Zdecydowanie większe uprawnienia mają klienci kupujący towary przez internet, poza lokalem przedsiębiorstwa lub przy sprzedaży na odległość. Kupujący w ten sposób na zwrot ma 14 dni, nie musi podawać przyczyny i ponosić żadnych kosztów zwrotu, poza wysyłką. Do zwracanego towaru trzeba w takiej sytuacji dołączyć pisemne oświadczenie o odstąpieniu od zakupu. Sklep ma 14 dni na zwrócenie pieniędzy.
Dla wszystkich chcących zaoszczędzić kosztem sklepów istotne jest, że w przypadku sprzedaży internetowej możemy zwrócić do sklepu towar używany, ale tylko wtedy, jeśli korzystaliśmy z niego w celu zbadania, czy rzeczy nadają się do planowanego użytku. „W przypadku zakupu odzieży lub butów konsument może je przymierzać, lecz nie powinien nosić nabytych rzeczy. To samo odnosi się do sprzętu AGD lub RTV - może być uruchomiony, ale już nie eksploatowany” - wyjaśniła ekspertka Grupy Gumułka.
Dodała, że jeśli wartość towaru zmniejszyła się w wyniku korzystania z niej przez konsumenta w sposób wykraczający poza sprawdzenie towaru, konsument ponosi za to odpowiedzialność i jest obowiązany zapłacić na rzecz sprzedającego odszkodowanie. Wysokość tego odszkodowania określa się przez porównanie wartości rzeczy nowej z wartością rzeczy zwracanej do sklepu z uwzględnieniem stopnia zużycia.
Łapeta zwraca jednak uwagę, że nie wszystkie towary można zwrócić. Zwrotowi nie podlegają towary zakupione na aukcjach publicznych, jak np. licytacje na Allegro, chyba, że sam sprzedawca dopuszcza taką możliwość. Wyłączenie to nie ma zastosowania, jeżeli konsument korzysta z opcji typu „kup teraz”, gdzie wprawdzie towar wystawiany jest do sprzedaży w drodze licytacji, jednak konsument nie bierze w niej udziału, kupując towar za cenę wskazaną przez sprzedawcę.

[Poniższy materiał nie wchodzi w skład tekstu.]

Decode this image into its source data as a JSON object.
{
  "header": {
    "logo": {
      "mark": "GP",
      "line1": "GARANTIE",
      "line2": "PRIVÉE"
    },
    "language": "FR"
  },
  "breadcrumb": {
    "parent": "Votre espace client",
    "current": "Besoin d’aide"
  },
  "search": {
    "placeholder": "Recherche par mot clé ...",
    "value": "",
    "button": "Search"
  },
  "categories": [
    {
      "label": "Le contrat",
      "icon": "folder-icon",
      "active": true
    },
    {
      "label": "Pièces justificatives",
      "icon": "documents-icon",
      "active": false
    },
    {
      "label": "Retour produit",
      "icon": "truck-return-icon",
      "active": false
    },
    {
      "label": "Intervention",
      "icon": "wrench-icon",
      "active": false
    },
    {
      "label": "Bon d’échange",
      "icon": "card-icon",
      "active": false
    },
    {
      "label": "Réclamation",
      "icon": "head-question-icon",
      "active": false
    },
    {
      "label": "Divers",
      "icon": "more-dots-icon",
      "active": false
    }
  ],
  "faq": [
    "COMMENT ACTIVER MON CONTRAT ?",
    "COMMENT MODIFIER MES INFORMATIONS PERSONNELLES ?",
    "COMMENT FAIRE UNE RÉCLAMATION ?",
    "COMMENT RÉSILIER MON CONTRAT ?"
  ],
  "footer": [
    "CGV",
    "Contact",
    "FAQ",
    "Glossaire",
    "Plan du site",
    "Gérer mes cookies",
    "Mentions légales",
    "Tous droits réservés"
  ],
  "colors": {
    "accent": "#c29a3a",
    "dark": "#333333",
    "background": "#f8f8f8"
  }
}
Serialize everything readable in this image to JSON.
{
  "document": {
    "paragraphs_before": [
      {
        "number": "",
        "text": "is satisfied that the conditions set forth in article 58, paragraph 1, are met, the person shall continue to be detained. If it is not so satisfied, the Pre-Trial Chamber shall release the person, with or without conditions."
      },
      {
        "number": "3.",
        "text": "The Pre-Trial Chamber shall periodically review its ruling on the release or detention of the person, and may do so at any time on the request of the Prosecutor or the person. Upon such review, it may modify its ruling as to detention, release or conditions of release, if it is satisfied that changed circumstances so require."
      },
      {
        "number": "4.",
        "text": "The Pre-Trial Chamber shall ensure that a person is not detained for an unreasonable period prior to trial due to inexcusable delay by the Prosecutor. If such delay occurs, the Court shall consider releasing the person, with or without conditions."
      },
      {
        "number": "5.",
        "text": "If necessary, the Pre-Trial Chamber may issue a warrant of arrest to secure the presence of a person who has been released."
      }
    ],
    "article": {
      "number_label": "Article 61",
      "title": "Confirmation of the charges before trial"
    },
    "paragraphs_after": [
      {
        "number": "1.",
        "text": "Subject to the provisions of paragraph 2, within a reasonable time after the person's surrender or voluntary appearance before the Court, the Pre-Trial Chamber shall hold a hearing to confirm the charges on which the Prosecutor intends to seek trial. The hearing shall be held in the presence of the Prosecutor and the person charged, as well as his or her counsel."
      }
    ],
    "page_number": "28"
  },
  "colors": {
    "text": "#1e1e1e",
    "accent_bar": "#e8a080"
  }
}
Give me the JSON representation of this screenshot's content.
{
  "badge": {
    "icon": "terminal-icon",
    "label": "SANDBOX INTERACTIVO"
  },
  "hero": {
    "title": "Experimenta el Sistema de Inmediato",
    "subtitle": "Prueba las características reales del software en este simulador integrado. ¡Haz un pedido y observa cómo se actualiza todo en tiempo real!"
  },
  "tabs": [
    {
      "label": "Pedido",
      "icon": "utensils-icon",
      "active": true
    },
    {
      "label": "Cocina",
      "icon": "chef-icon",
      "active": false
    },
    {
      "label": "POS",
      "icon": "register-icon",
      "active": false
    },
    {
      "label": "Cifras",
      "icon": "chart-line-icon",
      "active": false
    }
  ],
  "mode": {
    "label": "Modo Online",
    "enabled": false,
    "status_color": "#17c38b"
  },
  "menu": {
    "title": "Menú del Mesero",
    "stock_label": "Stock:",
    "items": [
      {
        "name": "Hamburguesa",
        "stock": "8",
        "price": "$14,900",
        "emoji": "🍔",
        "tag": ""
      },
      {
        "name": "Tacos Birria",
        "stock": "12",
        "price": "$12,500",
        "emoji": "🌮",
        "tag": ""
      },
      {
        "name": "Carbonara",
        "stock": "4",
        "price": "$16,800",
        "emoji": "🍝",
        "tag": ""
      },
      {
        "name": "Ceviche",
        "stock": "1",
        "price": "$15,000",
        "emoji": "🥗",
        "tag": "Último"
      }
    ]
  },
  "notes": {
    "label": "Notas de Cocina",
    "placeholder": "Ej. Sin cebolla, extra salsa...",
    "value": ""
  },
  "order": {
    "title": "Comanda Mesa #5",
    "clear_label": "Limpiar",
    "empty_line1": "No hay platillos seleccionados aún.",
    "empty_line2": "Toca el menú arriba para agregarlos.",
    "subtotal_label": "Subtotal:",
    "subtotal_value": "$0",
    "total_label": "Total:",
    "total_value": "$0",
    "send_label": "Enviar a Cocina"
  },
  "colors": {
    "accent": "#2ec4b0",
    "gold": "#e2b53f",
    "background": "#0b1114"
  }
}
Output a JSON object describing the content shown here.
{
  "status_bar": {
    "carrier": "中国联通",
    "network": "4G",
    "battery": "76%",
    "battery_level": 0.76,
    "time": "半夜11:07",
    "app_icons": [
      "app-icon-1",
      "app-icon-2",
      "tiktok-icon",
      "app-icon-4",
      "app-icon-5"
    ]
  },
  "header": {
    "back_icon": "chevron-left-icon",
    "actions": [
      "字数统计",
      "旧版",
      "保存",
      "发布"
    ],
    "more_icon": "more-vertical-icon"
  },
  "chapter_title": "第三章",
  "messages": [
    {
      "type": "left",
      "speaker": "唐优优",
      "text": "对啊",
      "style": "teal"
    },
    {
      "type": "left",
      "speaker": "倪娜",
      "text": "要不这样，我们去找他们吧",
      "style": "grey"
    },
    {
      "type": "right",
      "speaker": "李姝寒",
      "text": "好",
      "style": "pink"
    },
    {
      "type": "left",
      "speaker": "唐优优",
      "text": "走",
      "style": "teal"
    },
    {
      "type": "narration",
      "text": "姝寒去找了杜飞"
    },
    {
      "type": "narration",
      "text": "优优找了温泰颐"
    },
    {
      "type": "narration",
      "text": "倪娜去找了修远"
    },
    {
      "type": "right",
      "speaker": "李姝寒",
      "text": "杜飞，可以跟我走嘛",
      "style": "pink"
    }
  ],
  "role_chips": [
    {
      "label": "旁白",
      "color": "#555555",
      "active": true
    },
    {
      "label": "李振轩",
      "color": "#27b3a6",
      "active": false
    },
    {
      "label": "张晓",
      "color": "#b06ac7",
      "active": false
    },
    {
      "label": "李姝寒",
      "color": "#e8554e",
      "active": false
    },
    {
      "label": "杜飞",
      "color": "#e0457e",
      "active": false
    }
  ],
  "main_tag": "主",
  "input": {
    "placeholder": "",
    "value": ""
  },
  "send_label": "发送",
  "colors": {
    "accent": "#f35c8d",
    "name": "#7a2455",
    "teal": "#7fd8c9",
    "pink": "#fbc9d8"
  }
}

Nie podlegają zwrotom również towary ulegające szybkiemu zepsuciu lub mające krótki termin przydatności do użycia, a także towary dostarczane w zapieczętowanym opakowaniu, których po otwarciu opakowania nie można zwrócić ze względu na ochronę zdrowia lub ze względów higienicznych, a opakowanie zostało przez konsumenta otwarte.
Komentarze(13)
Pokaż:
- aukcja publiczna ma swoją definicje w ustawie o prawach konsumenta i nie zalicza się do niej licytacja internetowa, np. na Allegro. W przypadku zawarcia umowy przez konsumenta na takiej licytacji - przysługuje prawo do odstąpienia od umowy w terminie 14 dni.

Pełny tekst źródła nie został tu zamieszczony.